SAN JOSE, Calif. (KGO) -- SAN JOSE, Calif. - At the corner of Race Street and Garland Avenue in San Jose, Middlebrook Gardens has grown considerably over nearly 20 years. Of course, in that same time, so has rent for the property.
"It might've been $1,000, and now it's $8,000," Alrie Middlebrook told ABC7 News.
Middlebrook is the executive director of the California Native Garden Foundation, and founder of Middlebrook Gardens.
She could soon be forced to uproot her native garden, one that is well-attended by the public. Middlebrook said it draws in an estimated 8,000 visitors a year.
On Wednesday, San Jose's Deputy Director of Planning approved a plan to get rid of the garden to make way for a retail building.
"It was a difficult decision," Robert Manford said. "However, bottom line is that it becomes a property rights issue and we have to weigh the facts presented to us."

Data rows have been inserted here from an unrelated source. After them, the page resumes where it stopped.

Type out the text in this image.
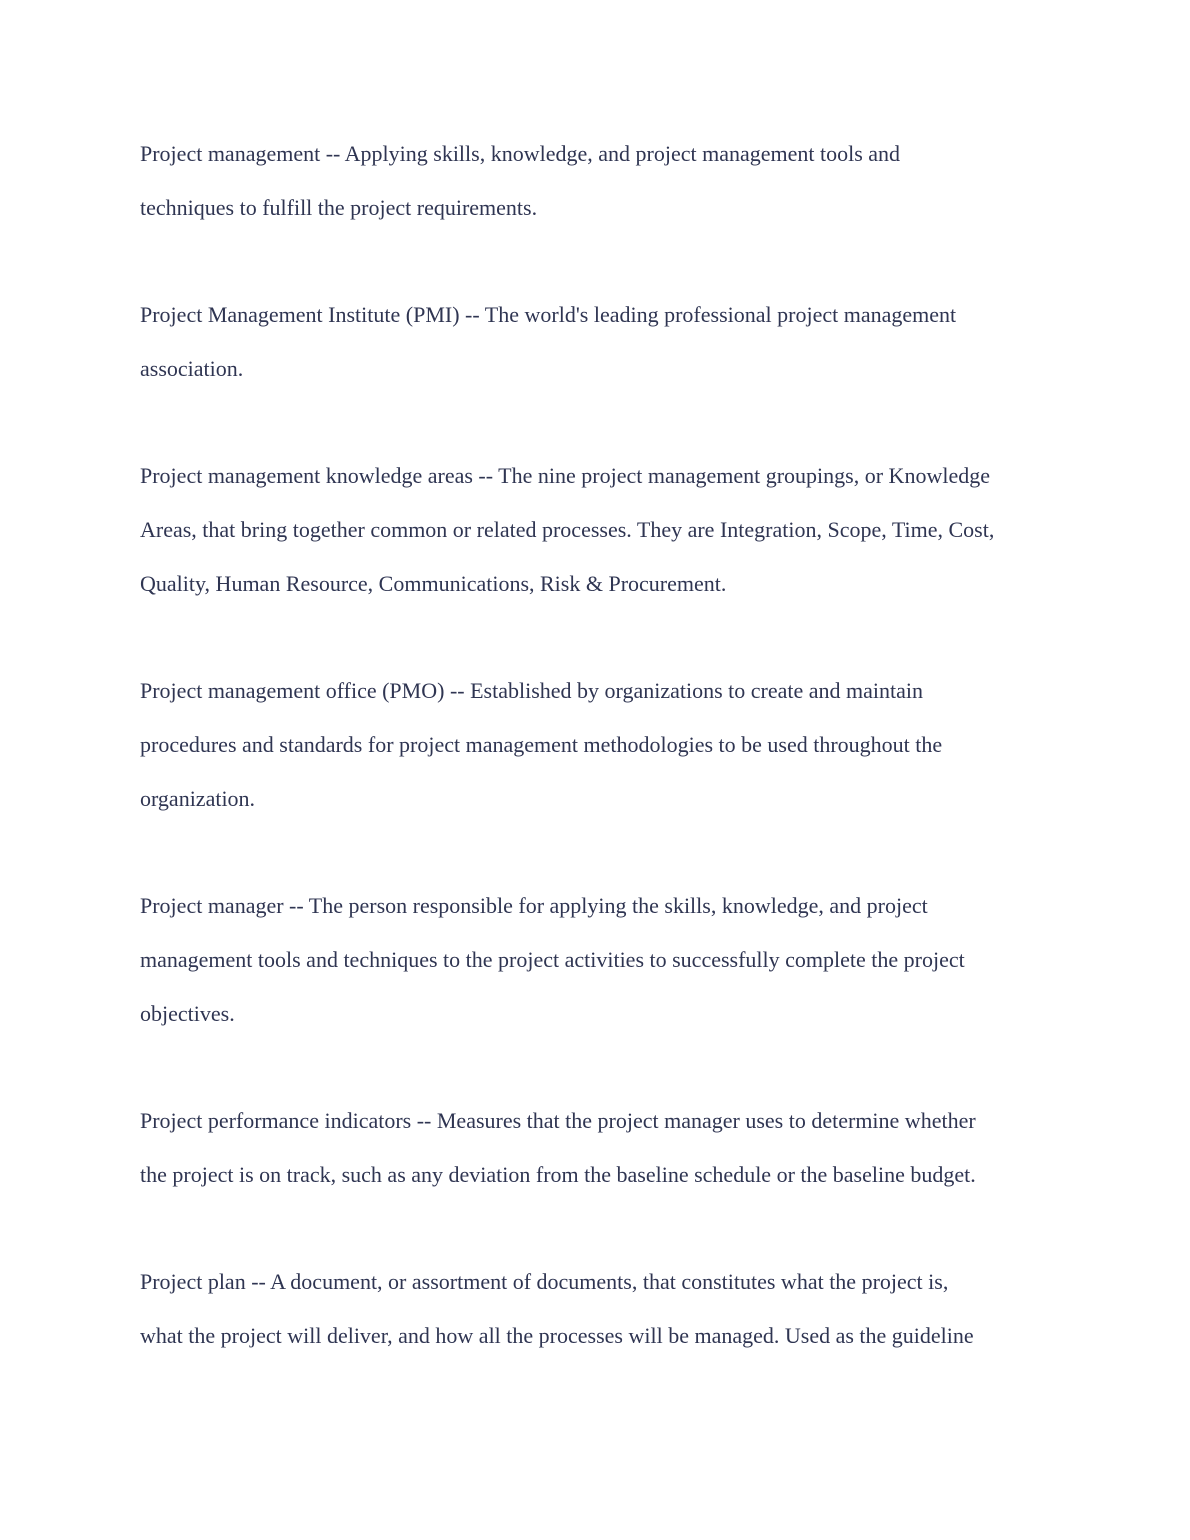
Project management -- Applying skills, knowledge, and project management tools and
techniques to fulfill the project requirements.

Project Management Institute (PMI) -- The world's leading professional project management
association.

Project management knowledge areas -- The nine project management groupings, or Knowledge
Areas, that bring together common or related processes. They are Integration, Scope, Time, Cost,
Quality, Human Resource, Communications, Risk & Procurement.

Project management office (PMO) -- Established by organizations to create and maintain
procedures and standards for project management methodologies to be used throughout the
organization.

Project manager -- The person responsible for applying the skills, knowledge, and project
management tools and techniques to the project activities to successfully complete the project
objectives.

Project performance indicators -- Measures that the project manager uses to determine whether
the project is on track, such as any deviation from the baseline schedule or the baseline budget.

Project plan -- A document, or assortment of documents, that constitutes what the project is,
what the project will deliver, and how all the processes will be managed. Used as the guideline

Manford explained the project, as it was presented, was in compliance with development standards.
"It's up to the developer to either develop as proposed and approved," Manford said about the next steps in the process. "Or, if the applicant is able to persuasively present their case and negotiate with them, I believe it would be good."
He added, "Hopefully they can retain it, but in terms of denying the project, we didn't have any evidence or counter-facts to support denial."

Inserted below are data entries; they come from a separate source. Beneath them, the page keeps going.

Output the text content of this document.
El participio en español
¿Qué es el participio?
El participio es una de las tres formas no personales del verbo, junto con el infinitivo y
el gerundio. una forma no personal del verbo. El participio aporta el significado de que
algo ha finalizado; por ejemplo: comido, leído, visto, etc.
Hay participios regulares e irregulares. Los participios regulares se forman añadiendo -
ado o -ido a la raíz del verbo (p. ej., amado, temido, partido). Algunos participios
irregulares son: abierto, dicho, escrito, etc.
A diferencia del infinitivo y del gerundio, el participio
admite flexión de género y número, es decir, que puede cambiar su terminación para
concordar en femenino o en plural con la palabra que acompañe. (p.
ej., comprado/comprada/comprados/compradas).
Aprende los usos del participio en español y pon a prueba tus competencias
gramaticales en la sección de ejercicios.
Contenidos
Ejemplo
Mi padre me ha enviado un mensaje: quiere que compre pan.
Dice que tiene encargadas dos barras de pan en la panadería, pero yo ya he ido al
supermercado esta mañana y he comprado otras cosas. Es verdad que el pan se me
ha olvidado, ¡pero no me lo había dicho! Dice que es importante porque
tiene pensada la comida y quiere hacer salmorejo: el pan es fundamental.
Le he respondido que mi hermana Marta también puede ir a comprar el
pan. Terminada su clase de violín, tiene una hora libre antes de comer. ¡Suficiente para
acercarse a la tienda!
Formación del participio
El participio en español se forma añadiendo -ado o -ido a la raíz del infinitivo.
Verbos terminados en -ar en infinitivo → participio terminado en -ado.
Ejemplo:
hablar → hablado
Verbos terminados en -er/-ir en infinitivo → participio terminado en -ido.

At Wednesday's hearing, the property owner said he'd be willing to sell the land for $4-million. It's money Middlebrook doesn't have.
She's already behind on rent, and is hoping this campaign and community partnerships will keep her garden growing.
San Jose resident, Miguel Lepoutre is one of a dozen who spoke at that hearing.
He told ABC7 News, the garden is his favorite place in San Jose. It's one of a very few that takes him away from technology.
"You're away from the screen, which is really healthy," Lepoutre said. "You're out in the sun, you burn your nose a little bit. It's great."
But after nearly 20 years at 76 Race Street, days are numbered for Middlebrook Gardens.
Middlebrook said she has plans to meet with San Jose's planning commission and the mayor's office to find a way to save the lot.
"Why would anybody want to stop us from doing what we're doing," she questioned, as she explained eco-literacy, education and agriculture training at the garden.
"This is more than a little community garden," Middlebrook said. "So, I'm going to keep fighting, but I can't fight this fight alone."
Middlebrook has until June 10th to appeal.
ABC7 News has reached out to the property owner for comment. This web article will be updated to reflect Fred Soltanzad's response.